What is ketamine

Ketamine was originally synthesized in April 1962 by Calvin Stevens, a consultant for a Parke-Davis/Warner Lambert1 program aimed at finding a safer anesthetic alternative to phencyclidine (PCP). From a clinical point of view, ketamine has been classified as a dissociative anesthetic. The term 'dissociative' suggests that the sensory loss and analgesia as well as amnesia are not accompanied by actual loss of consciousness (Bonta 2004). Sometimes this unique experience incorporates a strong sense of dying. For instance, Barbara Collier, an anesthetist commented: 'Ketamine allows some patients to reason that . . . the strange, unexpected intensity and unfamiliar dimension of their experience means they must have died'2 (Collier 1972).

This characteristic effect is also produced by a few other dissociative anesthetics, such as nitrous oxide (N2O), commonly known as 'laughing gas' for its exhilarating effects. Following his explorations with the substance, Humphry Davy published Researches, Chemical and Philosophical; chiefly concerning Nitrous Oxide (... ) and its Respiration (1800), in which he observed that 'nothing exists but thoughts'. He also noticed other interesting effects such as 'an immediate thrilling, a pleasure in every limb, and an intensification of both vision and hearing'. He wrote:

A sensation analogous to gentle pressure on all the muscles, attended by an highly pleasurable thrilling, particularly in the chest and the extremities. The objects around me became dazzling and my hearing more acute. Towards the last inspirations, the thrilling increased, the sense of muscular power became greater, and at last an irresistible propensity to action was indulged in; I recollect but indistinctly what followed; I know that my motions were various and violent.

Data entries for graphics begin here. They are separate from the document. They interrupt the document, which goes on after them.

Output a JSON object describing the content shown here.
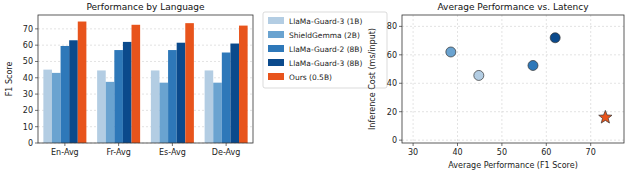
{
  "chart_data": [
    {
      "type": "bar",
      "title": "Performance by Language",
      "y_label": "F1 Score",
      "categories": [
        "En-Avg",
        "Fr-Avg",
        "Es-Avg",
        "De-Avg"
      ],
      "series": [
        {
          "name": "LlaMa-Guard-3 (1B)",
          "color": "#b3cde3",
          "values": [
            45,
            44.5,
            44.5,
            44.5
          ]
        },
        {
          "name": "ShieldGemma (2B)",
          "color": "#6aa3d0",
          "values": [
            43,
            37.5,
            37,
            37
          ]
        },
        {
          "name": "LlaMa-Guard-2 (8B)",
          "color": "#2e78b9",
          "values": [
            59.5,
            57,
            57,
            55.5
          ]
        },
        {
          "name": "LlaMa-Guard-3 (8B)",
          "color": "#0b4a8c",
          "values": [
            63,
            62,
            61.5,
            61
          ]
        },
        {
          "name": "Ours (0.5B)",
          "color": "#e8541c",
          "values": [
            74.5,
            72.5,
            73.5,
            72
          ]
        }
      ],
      "ylim": [
        0,
        78.5
      ],
      "yticks": [
        0,
        10,
        20,
        30,
        40,
        50,
        60,
        70
      ],
      "grid": true,
      "legend": "right"
    },
    {
      "type": "scatter",
      "title": "Average Performance vs. Latency",
      "x_label": "Average Performance (F1 Score)",
      "y_label": "Inference Cost (ms/input)",
      "series": [
        {
          "x": [
            38.5,
            44.8,
            57,
            62
          ],
          "values": [
            62,
            45.5,
            52.5,
            72
          ],
          "colors": [
            "#6aa3d0",
            "#b3cde3",
            "#2e78b9",
            "#0b4a8c"
          ],
          "marker": "circle"
        },
        {
          "x": [
            73.3
          ],
          "values": [
            16
          ],
          "color": "#e8541c",
          "marker": "star"
        }
      ],
      "xlim": [
        27.5,
        77.5
      ],
      "xticks": [
        30,
        40,
        50,
        60,
        70
      ],
      "ylim": [
        -2,
        88
      ],
      "yticks": [
        0,
        20,
        40,
        60,
        80
      ],
      "grid": true
    }
  ]
}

William James observed that nitrous oxide can 'stimulate mystical consciousness in an extraordinary degree' and that it reveals 'depth beyond depth of truth' (James 1902: 305). He made these observations in his Gifford Lectures, later published as The Varieties of Religious Experience (1902). One of his conclusions was that human beings have additional 'fields of consciousness':

My impression is . . . that our normal waking consciousness, rational consciousness as we call it, is but one special type of consciousness, whilst all about it, parted from it by the filmiest of screens, there lie potential forms of consciousness entirely different. We may go through life without suspecting their existence.

Other common dissociative anesthetics are DXM (dextromethorphan), a medicine with anti-tussive (cough suppression) properties, PCP (Phency-clidine), and sometimes high doses of alcohol. It is important to observe that dissociation is a broad term that can include the effects of a very wide range of substances. For instance, Meduna in the 1950s used carbon dioxide to induce NDE-like states as an aid to psychotherapy (Meduna 1950).

Ketamine is currently used in many general hospitals around the world, with a recent increase in use in Emergency Departments and in chronic pain clinics (Parke-Davis 1999-2000; Bell et al. 2006; Sehdev et al. 2006). It is often used during severe asthmatic crisis, childbirth, and surgical operations, and occasionally in the treatment of migraine and in anesthesia for children (Jansen 2001). It is relatively safe because it does not usually suppress breathing as much as other anesthetics and it has a short duration of action (30-60 minutes). The substance also has good analgesic and amnesic properties. At small doses (0.1-0.5 mg/kg/hr), it appears to stimulate rather than depress the central nervous system (for instance, Jansen 1989), and it has been used for treatment of pain associated with movement and neuropathic pain. However, as I will discuss later in greater detail, at sub-anesthetic doses (10-25 per cent of a surgical dosage), ketamine can produce effects similar to those described during a near-death experience (Moody 1975; Greyson and Stevenson 1980; Fenwick and Fenwick 1995).

In order to prevent dissociative experiences in surgical settings, the drug is often given together with diazepam (Valium®) and other sedatives (Reich and Silvay 1989). Some authors have suggested that the substance can have beneficial effects as an aid in psychotherapy (Grinspoon and Bakalar 1979; Strassman 1995; Krupitsky 1997; Mills et al. 1998). However, the use of psy-chedelics in therapy remains a highly controversial topic in contemporary psychiatry (Jansen 2001; Arnone and Schifano 2006).